The Qingbao leichao 清稗類鈔 "Categorized anthology of petty matters from the Qing period" is an anthology of historiographical essays from the whole Qing period 清 (1644-1911) compiled by the early 20th century writer and poet Xu Ke 徐珂 (1869-1928). The book was finished in 1917 and published by the Shangwu yinshu press 商务印書館. This first edition was divided into 48 volumes in 8 series. A second edition from 1984 by the Zhonghua shuju press 中華書局 comprises 13 volumes. Xu Ke who, for some time, served the Yuan Shikai 袁世凱 government, has also written a lot of other, literary books like Xiaozilizhai wen 小自立齋文, Keyan 可言, Kangju biji 康居笔記, and has compiled the two series of the collectaneum Tiansuge congkan 天蘇閣叢刊.
The Qingbai leichao includes a large amount of inofficial historiographical sources, including parts of collected writings, "brush notes" style (biji 筆記) essays, stories and reports from the early Chinese newspapers. It imitates the collection Songbai leichao 宋稗类鈔 not only in the idea but also in the structure. It is divided into 92 chapters (the 1984 edition in 90 chapters) that each cover a specific encyclopedic theme, from astronomy and calendar to all aspects of statecraft like administrative geography, international relations, state rituals, educational system, military, judicional system, state offices, to human affairs like religion, matrimony, customs and habits, human character, language, handicrafts and professions, arts, literature, music, objects and tools, down to plants and animals. The whole collections includes 13,500 articles. It includes a preface by the compiler and one by the writer Zhu Zongyuan 諸宗元.

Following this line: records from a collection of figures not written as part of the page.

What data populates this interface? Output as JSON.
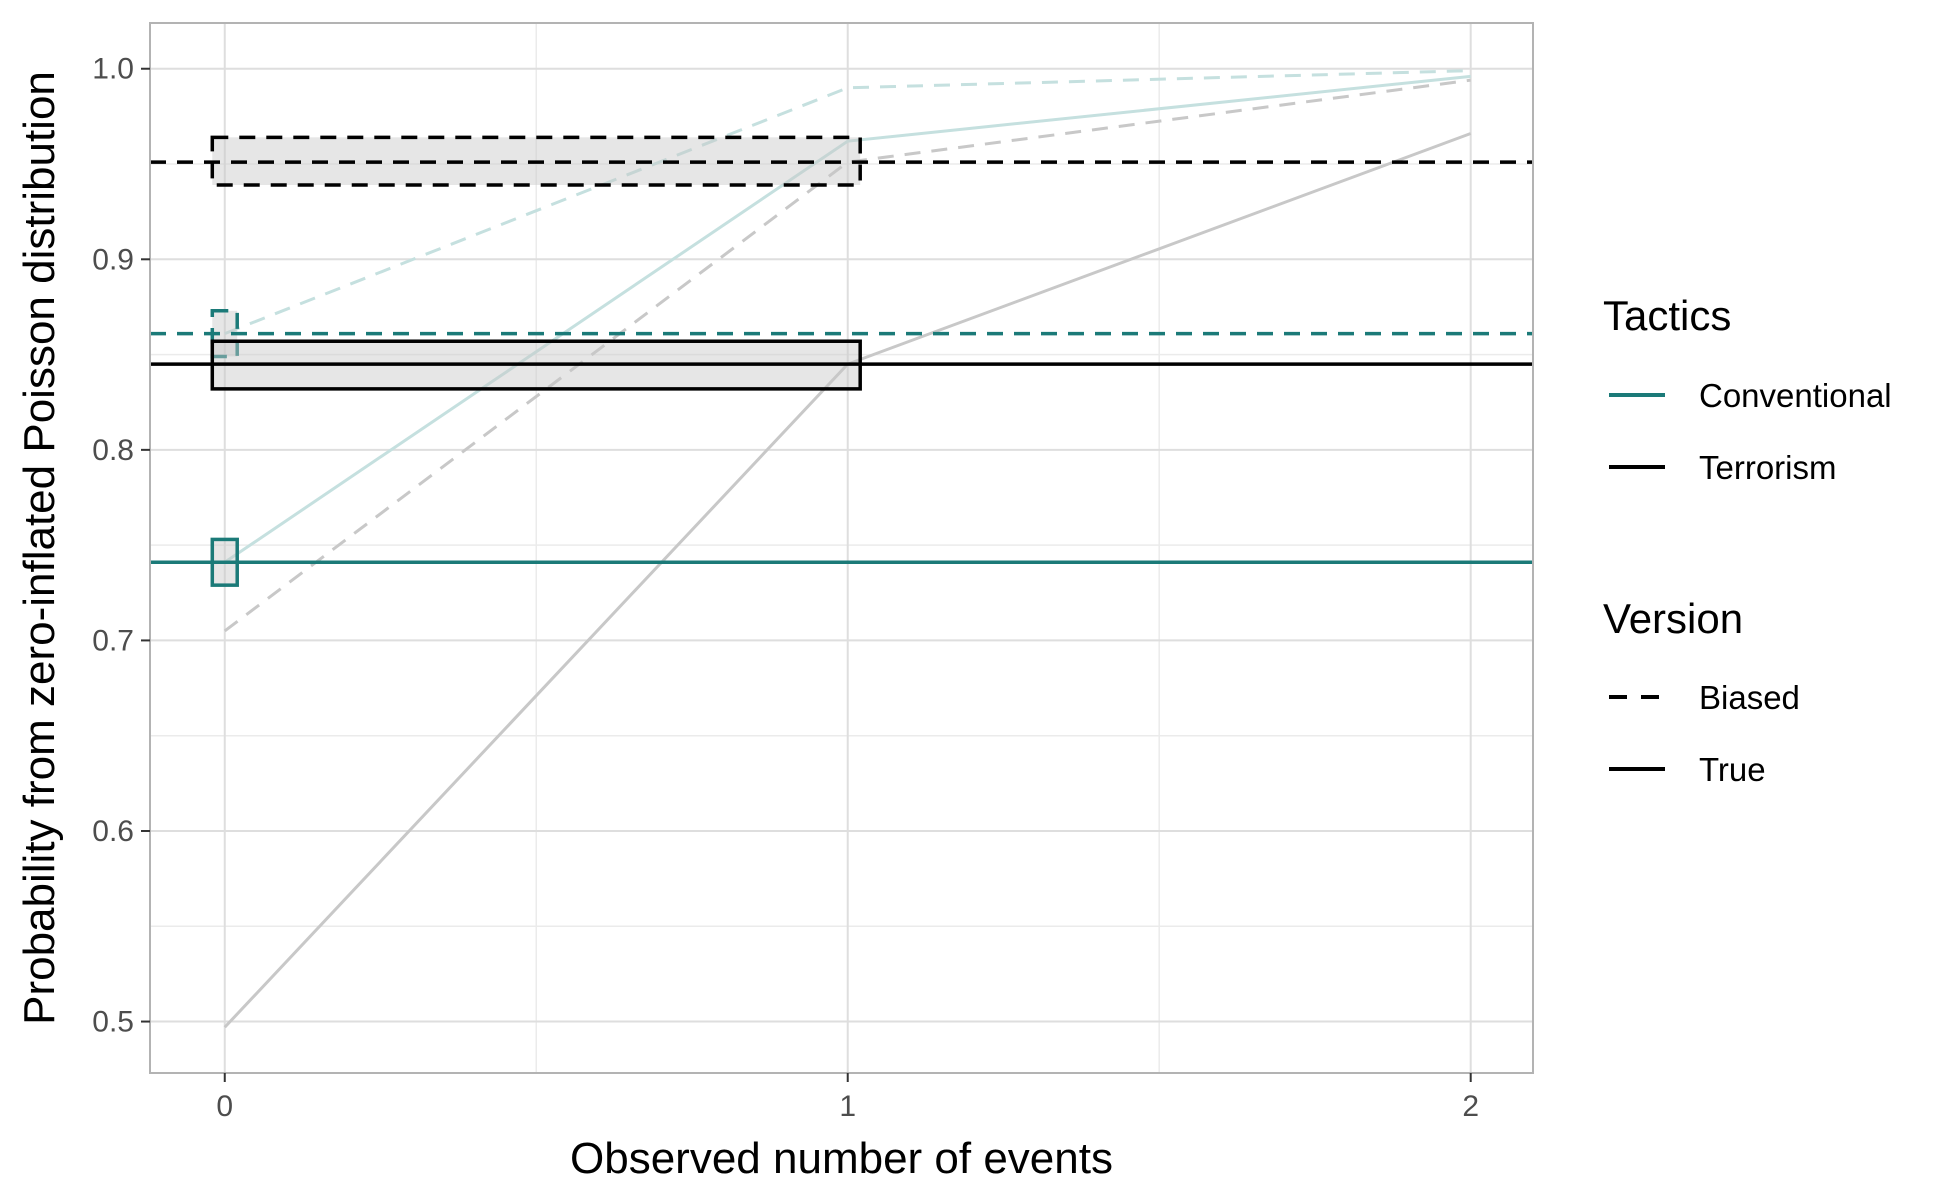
{
  "chart_data": {
    "type": "line",
    "xlabel": "Observed number of events",
    "ylabel": "Probability from zero-inflated Poisson distribution",
    "xlim": [
      -0.12,
      2.1
    ],
    "ylim": [
      0.473,
      1.024
    ],
    "x_ticks": [
      0,
      1,
      2
    ],
    "x_tick_labels": [
      "0",
      "1",
      "2"
    ],
    "y_ticks": [
      0.5,
      0.6,
      0.7,
      0.8,
      0.9,
      1.0
    ],
    "y_tick_labels": [
      "0.5",
      "0.6",
      "0.7",
      "0.8",
      "0.9",
      "1.0"
    ],
    "grid": true,
    "legend_placement": "right",
    "colors": {
      "Conventional": "#1b7a78",
      "Terrorism": "#000000"
    },
    "legends": [
      {
        "title": "Tactics",
        "entries": [
          {
            "label": "Conventional",
            "color": "#1b7a78",
            "linetype": "solid"
          },
          {
            "label": "Terrorism",
            "color": "#000000",
            "linetype": "solid"
          }
        ]
      },
      {
        "title": "Version",
        "entries": [
          {
            "label": "Biased",
            "color": "#000000",
            "linetype": "dashed"
          },
          {
            "label": "True",
            "color": "#000000",
            "linetype": "solid"
          }
        ]
      }
    ],
    "cdf_series": [
      {
        "tactics": "Conventional",
        "version": "True",
        "x": [
          0,
          1,
          2
        ],
        "y": [
          0.741,
          0.962,
          0.996
        ]
      },
      {
        "tactics": "Conventional",
        "version": "Biased",
        "x": [
          0,
          1,
          2
        ],
        "y": [
          0.861,
          0.99,
          0.999
        ]
      },
      {
        "tactics": "Terrorism",
        "version": "True",
        "x": [
          0,
          1,
          2
        ],
        "y": [
          0.497,
          0.845,
          0.966
        ]
      },
      {
        "tactics": "Terrorism",
        "version": "Biased",
        "x": [
          0,
          1,
          2
        ],
        "y": [
          0.705,
          0.951,
          0.994
        ]
      }
    ],
    "reference_lines": [
      {
        "tactics": "Conventional",
        "version": "True",
        "y": 0.741
      },
      {
        "tactics": "Conventional",
        "version": "Biased",
        "y": 0.861
      },
      {
        "tactics": "Terrorism",
        "version": "True",
        "y": 0.845
      },
      {
        "tactics": "Terrorism",
        "version": "Biased",
        "y": 0.951
      }
    ],
    "boxes": [
      {
        "tactics": "Conventional",
        "version": "True",
        "xmin": -0.02,
        "xmax": 0.02,
        "ymin": 0.729,
        "ymax": 0.753
      },
      {
        "tactics": "Conventional",
        "version": "Biased",
        "xmin": -0.02,
        "xmax": 0.02,
        "ymin": 0.849,
        "ymax": 0.873
      },
      {
        "tactics": "Terrorism",
        "version": "True",
        "xmin": -0.02,
        "xmax": 1.02,
        "ymin": 0.832,
        "ymax": 0.857
      },
      {
        "tactics": "Terrorism",
        "version": "Biased",
        "xmin": -0.02,
        "xmax": 1.02,
        "ymin": 0.939,
        "ymax": 0.964
      }
    ]
  }
}
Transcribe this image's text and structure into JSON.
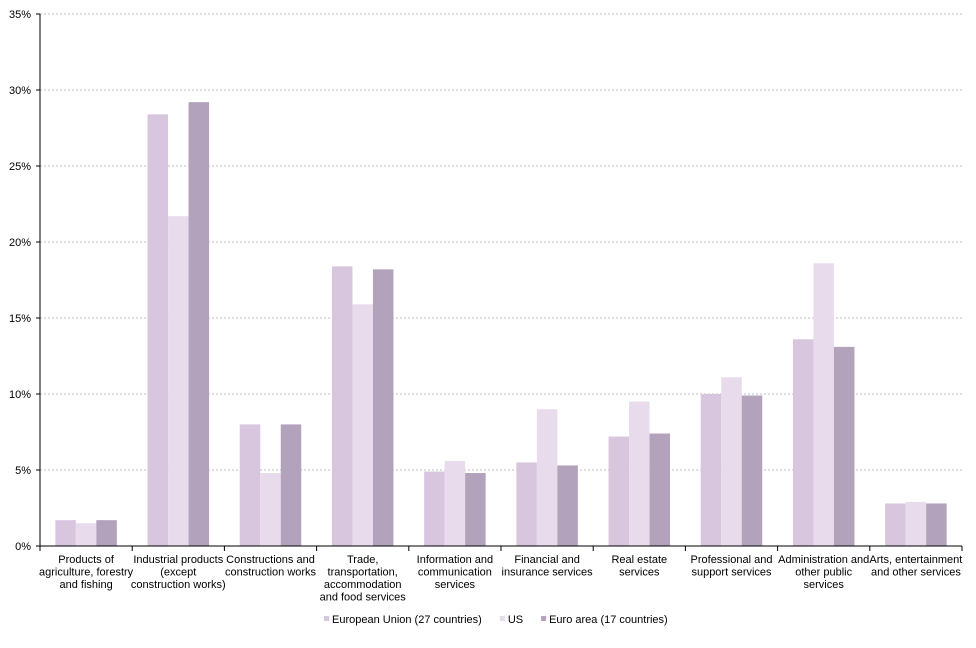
{
  "chart_data": {
    "type": "bar",
    "categories": [
      "Products of agriculture, forestry and fishing",
      "Industrial products (except construction works)",
      "Constructions and construction works",
      "Trade, transportation, accommodation and food services",
      "Information and communication services",
      "Financial and insurance services",
      "Real estate services",
      "Professional and support services",
      "Administration and other public services",
      "Arts, entertainment and other services"
    ],
    "category_label_lines": [
      [
        "Products of",
        "agriculture, forestry",
        "and fishing"
      ],
      [
        "Industrial products",
        "(except",
        "construction works)"
      ],
      [
        "Constructions and",
        "construction works"
      ],
      [
        "Trade,",
        "transportation,",
        "accommodation",
        "and food services"
      ],
      [
        "Information and",
        "communication",
        "services"
      ],
      [
        "Financial and",
        "insurance services"
      ],
      [
        "Real estate",
        "services"
      ],
      [
        "Professional and",
        "support services"
      ],
      [
        "Administration and",
        "other public",
        "services"
      ],
      [
        "Arts, entertainment",
        "and other services"
      ]
    ],
    "series": [
      {
        "name": "European Union (27 countries)",
        "color": "#d8c6de",
        "values": [
          1.7,
          28.4,
          8.0,
          18.4,
          4.9,
          5.5,
          7.2,
          10.0,
          13.6,
          2.8
        ]
      },
      {
        "name": "US",
        "color": "#e8dcec",
        "values": [
          1.5,
          21.7,
          4.8,
          15.9,
          5.6,
          9.0,
          9.5,
          11.1,
          18.6,
          2.9
        ]
      },
      {
        "name": "Euro area (17 countries)",
        "color": "#b2a2bc",
        "values": [
          1.7,
          29.2,
          8.0,
          18.2,
          4.8,
          5.3,
          7.4,
          9.9,
          13.1,
          2.8
        ]
      }
    ],
    "ylim": [
      0,
      35
    ],
    "yticks": [
      0,
      5,
      10,
      15,
      20,
      25,
      30,
      35
    ],
    "ytick_labels": [
      "0%",
      "5%",
      "10%",
      "15%",
      "20%",
      "25%",
      "30%",
      "35%"
    ],
    "grid": true,
    "legend_position": "bottom-center",
    "title": "",
    "xlabel": "",
    "ylabel": ""
  }
}
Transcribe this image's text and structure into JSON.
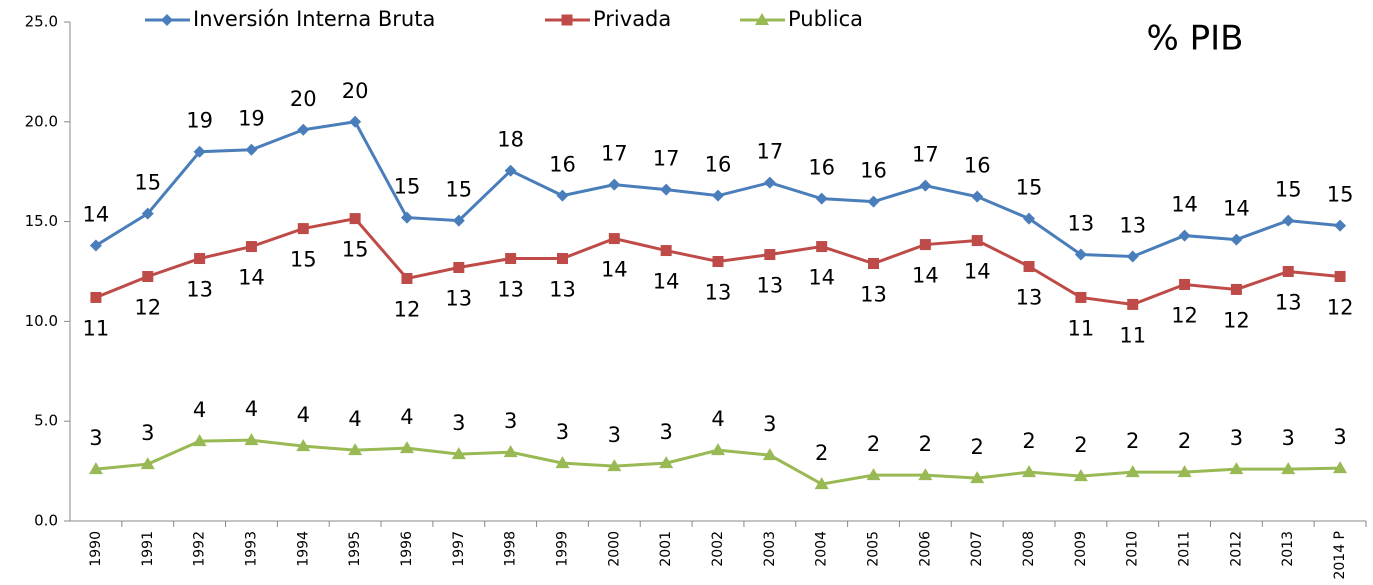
{
  "chart_data": {
    "type": "line",
    "annotation": "% PIB",
    "categories": [
      "1990",
      "1991",
      "1992",
      "1993",
      "1994",
      "1995",
      "1996",
      "1997",
      "1998",
      "1999",
      "2000",
      "2001",
      "2002",
      "2003",
      "2004",
      "2005",
      "2006",
      "2007",
      "2008",
      "2009",
      "2010",
      "2011",
      "2012",
      "2013",
      "2014 P"
    ],
    "series": [
      {
        "name": "Inversión Interna Bruta",
        "color": "#4a7ebb",
        "marker": "diamond",
        "label_position": "above",
        "values": [
          13.8,
          15.4,
          18.5,
          18.6,
          19.6,
          20.0,
          15.2,
          15.05,
          17.55,
          16.3,
          16.85,
          16.6,
          16.3,
          16.95,
          16.15,
          16.0,
          16.8,
          16.25,
          15.15,
          13.35,
          13.25,
          14.3,
          14.1,
          15.05,
          14.8
        ],
        "value_labels": [
          "14",
          "15",
          "19",
          "19",
          "20",
          "20",
          "15",
          "15",
          "18",
          "16",
          "17",
          "17",
          "16",
          "17",
          "16",
          "16",
          "17",
          "16",
          "15",
          "13",
          "13",
          "14",
          "14",
          "15",
          "15"
        ]
      },
      {
        "name": "Privada",
        "color": "#be4b48",
        "marker": "square",
        "label_position": "below",
        "values": [
          11.2,
          12.25,
          13.15,
          13.75,
          14.65,
          15.15,
          12.15,
          12.7,
          13.15,
          13.15,
          14.15,
          13.55,
          13.0,
          13.35,
          13.75,
          12.9,
          13.85,
          14.05,
          12.75,
          11.2,
          10.85,
          11.85,
          11.6,
          12.5,
          12.25
        ],
        "value_labels": [
          "11",
          "12",
          "13",
          "14",
          "15",
          "15",
          "12",
          "13",
          "13",
          "13",
          "14",
          "14",
          "13",
          "13",
          "14",
          "13",
          "14",
          "14",
          "13",
          "11",
          "11",
          "12",
          "12",
          "13",
          "12"
        ]
      },
      {
        "name": "Publica",
        "color": "#98b954",
        "marker": "triangle",
        "label_position": "above",
        "values": [
          2.6,
          2.85,
          4.0,
          4.05,
          3.75,
          3.55,
          3.65,
          3.35,
          3.45,
          2.9,
          2.75,
          2.9,
          3.55,
          3.3,
          1.85,
          2.3,
          2.3,
          2.15,
          2.45,
          2.25,
          2.45,
          2.45,
          2.6,
          2.6,
          2.65
        ],
        "value_labels": [
          "3",
          "3",
          "4",
          "4",
          "4",
          "4",
          "4",
          "3",
          "3",
          "3",
          "3",
          "3",
          "4",
          "3",
          "2",
          "2",
          "2",
          "2",
          "2",
          "2",
          "2",
          "2",
          "3",
          "3",
          "3"
        ]
      }
    ],
    "ylim": [
      0,
      25
    ],
    "yticks": [
      {
        "value": 0,
        "label": "0.0"
      },
      {
        "value": 5,
        "label": "5.0"
      },
      {
        "value": 10,
        "label": "10.0"
      },
      {
        "value": 15,
        "label": "15.0"
      },
      {
        "value": 20,
        "label": "20.0"
      },
      {
        "value": 25,
        "label": "25.0"
      }
    ],
    "legend": "top"
  }
}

The content is extremely vast and includes all aspects of history, society, state, the arts and human life. It contains a lot of information on the Opium Wars, the Reform Movement of 1898 and the Revolution of 1911. The extracts and quotations from newspapers and gazettes are of special interest because they reflect the immediate reactions of society towards political matters and the discourses about contemporary issues, which are not dealt with in historiographic texts. The Qingbai leichao is not a historiographic work. That means that it does not evaluate the sources it makes use of. As a source book, nonetheless, it is a profound treasury. From this aspect, the old term yeshi 野史 "wild history" as something inofficial and therefore not reliable does not apply any more to the Qingbai leichao because it does not interprete history but only provides the historian with a lot of different sources. It is therefore a pity that the compiler did not pay more attention to an exact indicating of the origin of his sources. This is a weak point in the Qingbai leichao.


Sources:
Zhang Ronghua 張榮華 (1994). "Qingbai leichao 清稗類鈔", in: Zhongguo xueshu mingzhu tiyao 中國學術名著提要, Lishi 歷史, p. 473. Shanghai: Fudan daxue chubanshe.
Zhao Hankun 趙含坤 (2005). Zhongguo leishu 中國類書, pp. 511-512. Shijiazhuang: Hebei renmin chubanshe.